Rake’s progress: 190 years since the birth of the great Russian writer

Not just another bearded face – a man of many passions, Fyodor Dostoevsky created characters torn by passions. The turbulences of his life are worth a novel.

­Born in Moscow in 1821, Dostoevsky intended a military career. He graduated as an Army Engineer, but soon left the service to take up a writer’s life. After a number of failed publishing ventures with his older brother Dostoevsky was forced to live for days on little more than bread and water.

While the rest of Europe was in political turmoil, the 28-year-old Dostoevsky was arrested for participating in liberal circles, which were seen as threatening Russia’s monarchy at the time. A death sentence was commuted, and Dostoevsky had to serve 4 years hard labour in a camp in Siberia.

It was after his return from prison that his writing prowess rose to new heights. Constantly broke, Dostoevsky complained of being underappreciated by his publishers. However, memoirs of his contemporaries suggest it could’ve been not so much their under appreciation, as Dostoevsky’s penchant for squandering his money on drink and gambling.

At one point, forced to feed not only his own family, but also that of his deceased brother, Fyodor Dostoevsky began drafting a piece on drinking, and its effects on a family. Inebriation turned into ideological intoxication, and thus was born the character of Rodion Raskolnikov, the man who killed an evil grandmother and pawnbroker to make a world a better place. 

Crime and Punishment illustrates, perhaps, better than any of his other work Dostoevsky’s own mental anguish and moral dilemmas – frequent side effects of a world-class gambler and an overall complex personality.

And then there were the ladies, of course. According to another Russian great writer, Turgenev, Dostoevsky could lose peace of mind after seeing just a glimpse of a woman’s ankle on the street. He met his first wife, Maria Isaeva, just after leaving the labour camp. The woman was married with a son, but soon became widowed, and quickly accepted Dostoevsky’s proposal of marriage.

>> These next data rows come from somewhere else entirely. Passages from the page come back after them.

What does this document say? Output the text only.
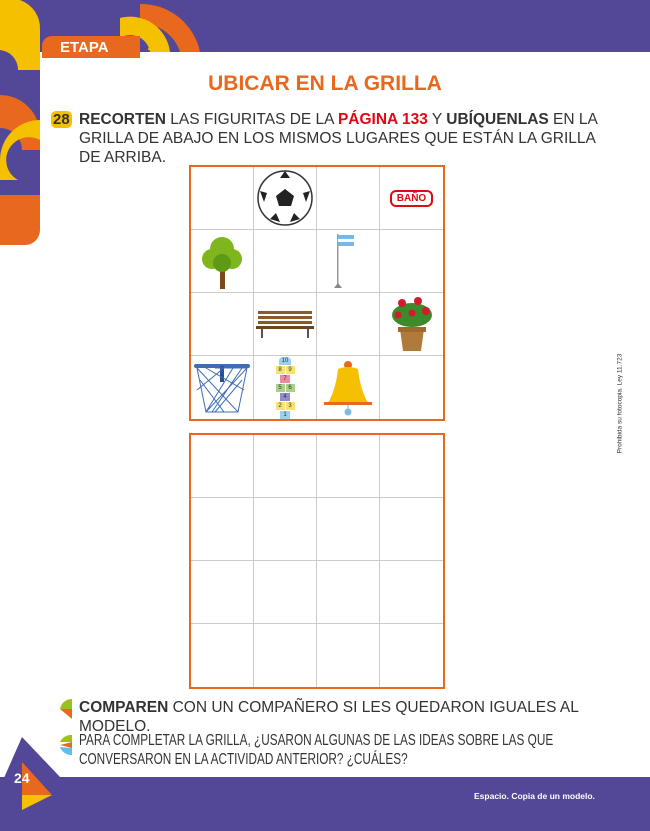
ETAPA	1
UBICAR EN LA GRILLA
28 RECORTEN LAS FIGURITAS DE LA PÁGINA 133 Y UBÍQUENLAS EN LA GRILLA DE ABAJO EN LOS MISMOS LUGARES QUE ESTÁN LA GRILLA DE ARRIBA.
BAÑO
10
8	9
7
5	6
4
2	3
1
COMPAREN CON UN COMPAÑERO SI LES QUEDARON IGUALES AL MODELO.
24
Espacio. Copia de un modelo.
PARA COMPLETAR LA GRILLA, ¿USARON ALGUNAS DE LAS IDEAS SOBRE LAS QUE CONVERSARON EN LA ACTIVIDAD ANTERIOR? ¿CUÁLES?
Prohibida su fotocopia. Ley 11.723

The family moved to St. Petersburg, where the writer was a familiar face in many a brothel. He soon became enamoured with a liberal aspiring writer Appolinaria Suslova. A tumultuous romance ensued, resulting in Dostoevsky’s broken heart and Appolinaria becoming immortalized in a series of the most devastatingly self-destructive female characters, such as Nastasya Philippovna in the Idiot and Katerina Marmeladova in Crime and Punishment.

While the great writer chased his love all across Europe, his wife lay dying from consumption in St. Petersburg. The return of her prodigal husband did little to aid Maria’s health, and she died in 1864.
Finally, at the age of 45, the writer met and married a 20-year-old Anna Snitkina, his stenographer. She was described by many contemporaries as an angel and a saint, who managed to pacify Dostoevsky’s many insecurities and passions. 

But Maria Isaeva’s son, adopted by the writer, saw Anna as a rival for what little fortune Dostoevsky had, and made the young woman’s life unbearable. Thus the couple began a four-year-long journey through Europe, during which Dostoevsky fell back into his gambling ways, and lost nearly all his savings playing roulette. Anna, however, stood by her man. The couple returned to St. Petersburg, and could be said to have lived happily ever after – if living with a genius, who suffered from epilepsy, fits of rage, intermingled with bouts of depression, could be described as a happy lifestyle.

But despite all his numerous quirks – or maybe because of them – Fyodor Dostoevsky’s genius continues to fascinate readers – and psychologists – more than a century after his death.